Closed felangel closed 2 weeks ago
The theory here is that Dart presumably has a global dispatch table (I've not found it yet, but haven't looked very hard) and adding/removing a class adds or removes an entry from the class id list (similar to what constants did for the Object Pool) thus invalidating all ids after the added or removed class (now shifted down/up one value), thus invalidating (causing to not link) any code which references those classes. Which is how we suspect link percentages are dropping by 90% for a single line change like this. That's all theory, need to stare at our linker debugger a bit and go find the code in Dart which is responsible for this.
Felix has looked into this, and found it's actually two separable issues.
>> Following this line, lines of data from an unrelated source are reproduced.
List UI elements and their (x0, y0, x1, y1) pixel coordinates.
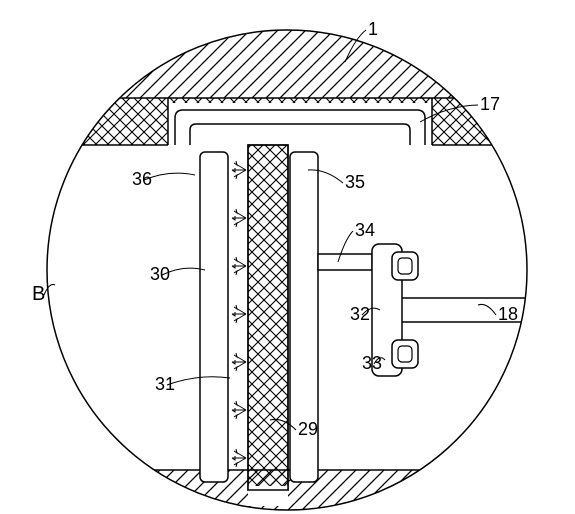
part-30 (200, 152, 228, 482)
label-1: 1 (368, 19, 378, 39)
spray-arrows (232, 161, 246, 467)
label-36: 36 (132, 169, 152, 189)
top-hatch (40, 28, 540, 98)
label-17: 17 (480, 94, 500, 114)
label-31: 31 (155, 374, 175, 394)
label-B: B (32, 283, 45, 305)
label-33: 33 (362, 353, 382, 373)
label-35: 35 (345, 172, 365, 192)
leader-18 (478, 304, 496, 315)
label-34: 34 (355, 220, 375, 240)
label-30: 30 (150, 264, 170, 284)
part-29 (248, 145, 288, 490)
leader-B (44, 284, 55, 295)
label-32: 32 (350, 304, 370, 324)
clipped-content (40, 28, 540, 514)
part-34 (318, 254, 372, 270)
technical-diagram: 1 17 35 36 34 30 B 32 18 33 31 29 (0, 0, 575, 514)
label-29: 29 (298, 419, 318, 439)
label-18: 18 (498, 304, 518, 324)
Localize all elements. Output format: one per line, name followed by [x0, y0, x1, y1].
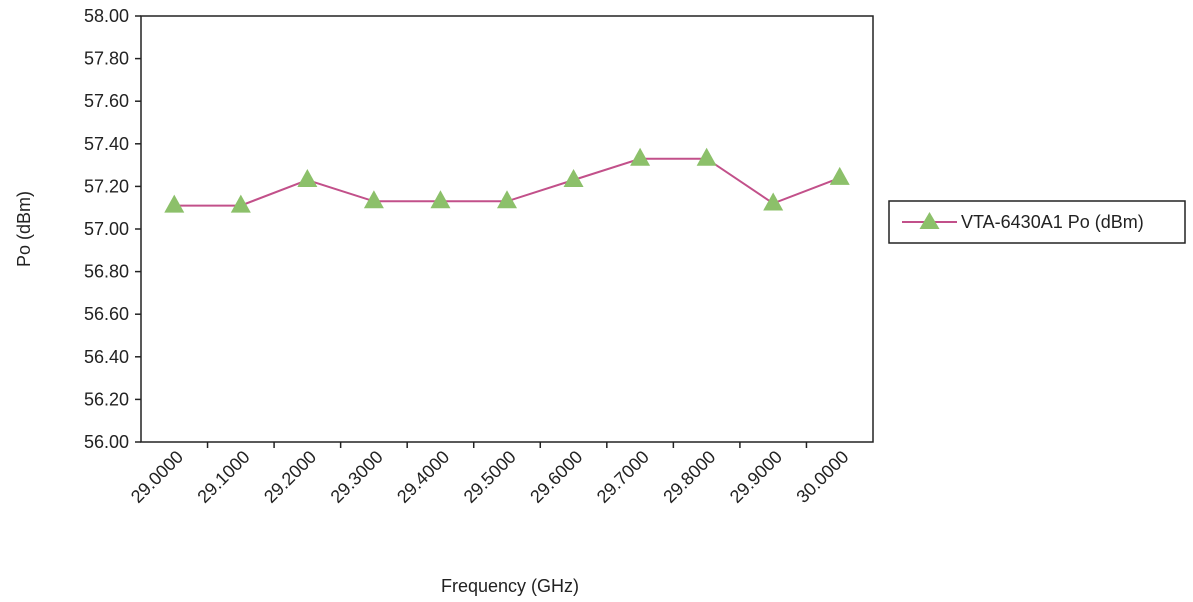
y-tick-label: 56.80 [84, 262, 129, 282]
x-tick-label: 29.6000 [526, 447, 586, 507]
data-point [763, 192, 784, 211]
x-axis-title: Frequency (GHz) [441, 576, 579, 596]
y-tick-label: 57.20 [84, 176, 129, 196]
data-point [230, 194, 251, 213]
y-tick-label: 57.80 [84, 49, 129, 69]
legend-marker [919, 212, 940, 229]
x-tick-label: 29.7000 [593, 447, 653, 507]
x-tick-label: 29.9000 [726, 447, 786, 507]
x-tick-label: 29.5000 [460, 447, 520, 507]
data-point [696, 147, 717, 166]
data-point [563, 169, 584, 188]
data-point [430, 190, 451, 209]
data-point [297, 169, 318, 188]
data-point [164, 194, 185, 213]
y-tick-label: 57.00 [84, 219, 129, 239]
x-tick-label: 29.4000 [393, 447, 453, 507]
series [164, 147, 850, 213]
y-tick-label: 56.40 [84, 347, 129, 367]
x-tick-label: 30.0000 [792, 447, 852, 507]
y-tick-label: 57.40 [84, 134, 129, 154]
y-axis: 56.00 56.20 56.40 56.60 56.80 57.00 57.20 57.40… [84, 6, 141, 452]
plot-area [140, 15, 874, 443]
x-tick-label: 29.3000 [327, 447, 387, 507]
y-axis-title: Po (dBm) [14, 191, 34, 267]
y-tick-label: 57.60 [84, 91, 129, 111]
y-tick-label: 56.60 [84, 304, 129, 324]
data-point [497, 190, 517, 209]
y-tick-label: 56.20 [84, 389, 129, 409]
plot-frame [140, 15, 874, 443]
x-tick-label: 29.0000 [127, 447, 187, 507]
legend: VTA-6430A1 Po (dBm) [888, 200, 1186, 244]
data-point [630, 147, 651, 166]
x-tick-label: 29.1000 [193, 447, 253, 507]
x-axis: 29.0000 29.1000 29.2000 29.3000 29.4000 29.50… [127, 442, 853, 507]
data-point [363, 190, 384, 209]
y-tick-label: 56.00 [84, 432, 129, 452]
x-tick-label: 29.8000 [659, 447, 719, 507]
data-point [829, 166, 850, 185]
legend-label: VTA-6430A1 Po (dBm) [961, 212, 1144, 232]
x-tick-label: 29.2000 [260, 447, 320, 507]
y-tick-label: 58.00 [84, 6, 129, 26]
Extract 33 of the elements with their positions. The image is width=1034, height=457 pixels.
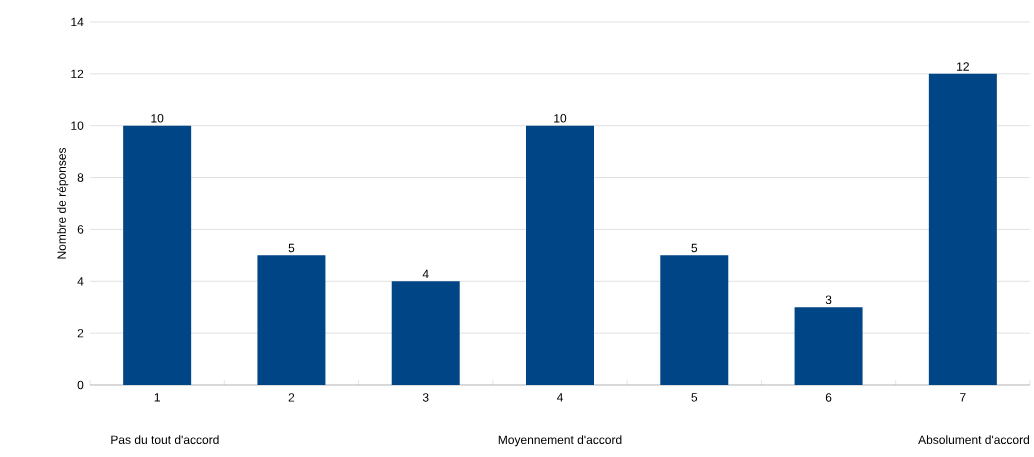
y-tick-label: 12 [71,69,84,79]
data-label: 4 [422,269,429,279]
x-tick-label: 6 [825,393,832,402]
bar [391,281,460,385]
x-tick-label: 7 [960,393,966,402]
bar [660,255,729,385]
y-tick-label: 0 [77,380,84,390]
y-tick-label: 6 [77,225,84,234]
y-tick-label: 2 [77,328,84,338]
bar [257,255,326,385]
y-axis-title: Nombre de réponses [56,147,69,259]
data-label: 5 [691,243,698,253]
y-tick-label: 14 [71,17,84,27]
text: Absolument d'accord [918,435,1029,444]
data-label: 10 [554,114,567,123]
data-label: 3 [825,295,832,304]
data-label: 5 [288,243,295,253]
bar [794,307,863,385]
data-label: 10 [151,114,164,123]
y-tick-label: 4 [77,277,84,286]
bar [526,125,594,385]
x-tick-label: 1 [154,393,160,402]
bar [123,125,192,385]
text: Pas du tout d'accord [111,435,219,444]
y-tick-label: 10 [71,121,84,130]
x-tick-label: 3 [422,393,429,402]
y-tick-label: 8 [77,173,84,182]
data-label: 12 [957,62,969,71]
text: Moyennement d'accord [498,435,622,447]
x-tick-label: 2 [288,393,295,402]
x-tick-label: 4 [556,393,563,402]
bar [928,73,997,385]
x-tick-label: 5 [691,393,698,402]
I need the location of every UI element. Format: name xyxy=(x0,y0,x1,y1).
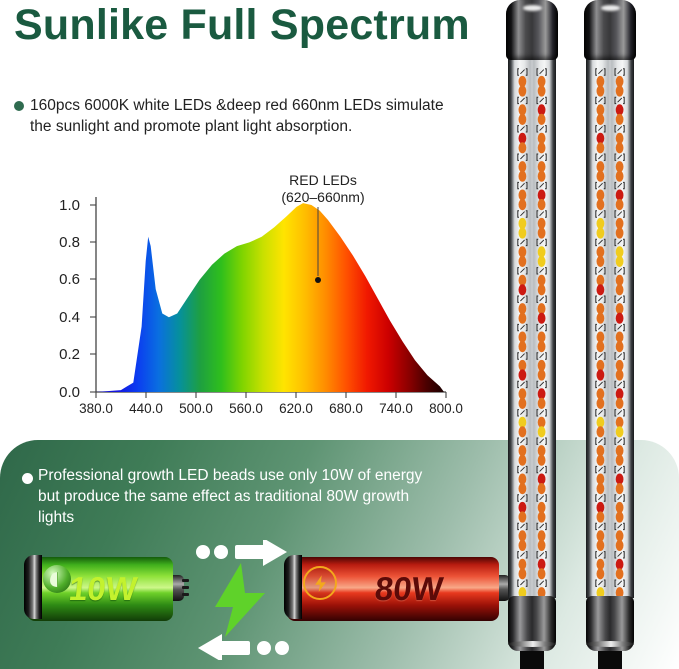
svg-text:0.4: 0.4 xyxy=(59,309,80,326)
svg-text:380.0: 380.0 xyxy=(79,401,113,416)
svg-text:740.0: 740.0 xyxy=(379,401,413,416)
svg-text:500.0: 500.0 xyxy=(179,401,213,416)
svg-text:0.8: 0.8 xyxy=(59,234,80,251)
svg-text:440.0: 440.0 xyxy=(129,401,163,416)
svg-text:(620–660nm): (620–660nm) xyxy=(281,189,364,205)
svg-text:0.6: 0.6 xyxy=(59,271,80,288)
svg-text:0.2: 0.2 xyxy=(59,346,80,363)
svg-text:0.0: 0.0 xyxy=(59,384,80,401)
svg-text:RED LEDs: RED LEDs xyxy=(289,172,357,188)
svg-text:620.0: 620.0 xyxy=(279,401,313,416)
svg-text:680.0: 680.0 xyxy=(329,401,363,416)
svg-text:1.0: 1.0 xyxy=(59,197,80,214)
svg-text:800.0: 800.0 xyxy=(429,401,463,416)
svg-text:560.0: 560.0 xyxy=(229,401,263,416)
The ClassTable and DispatchTable both renumber all their rows, causing any classes/selectors after the inserted ones to get new numbers, and thus all code that interacts with them to change and become unlinkable (with our current linker). He's working on a fix to sort the ClassTable, which should be done this week (or early next) and then we'll look at the DispatchTable in greater detail. The ClassTable fix we expect to get about 25% on our linking benchmarks and should see a similar (large) win in the wild. The ClassTable fix is basically fixing all functions which reference a class in some form (e.g. allocating one) but don't call any methods on it to be able to link.
I've been tracking updates in https://github.com/shorebirdtech/shorebird/issues/1892
As a developer, when I add or delete a class and publish the changes as a patch, I expect the application to still retain a relatively high link percentage (and consequently near native performance). Currently, we are aware of linking issues when classes are modified (link percentages drop down to (~10-20%) even for simple changes which touch classes.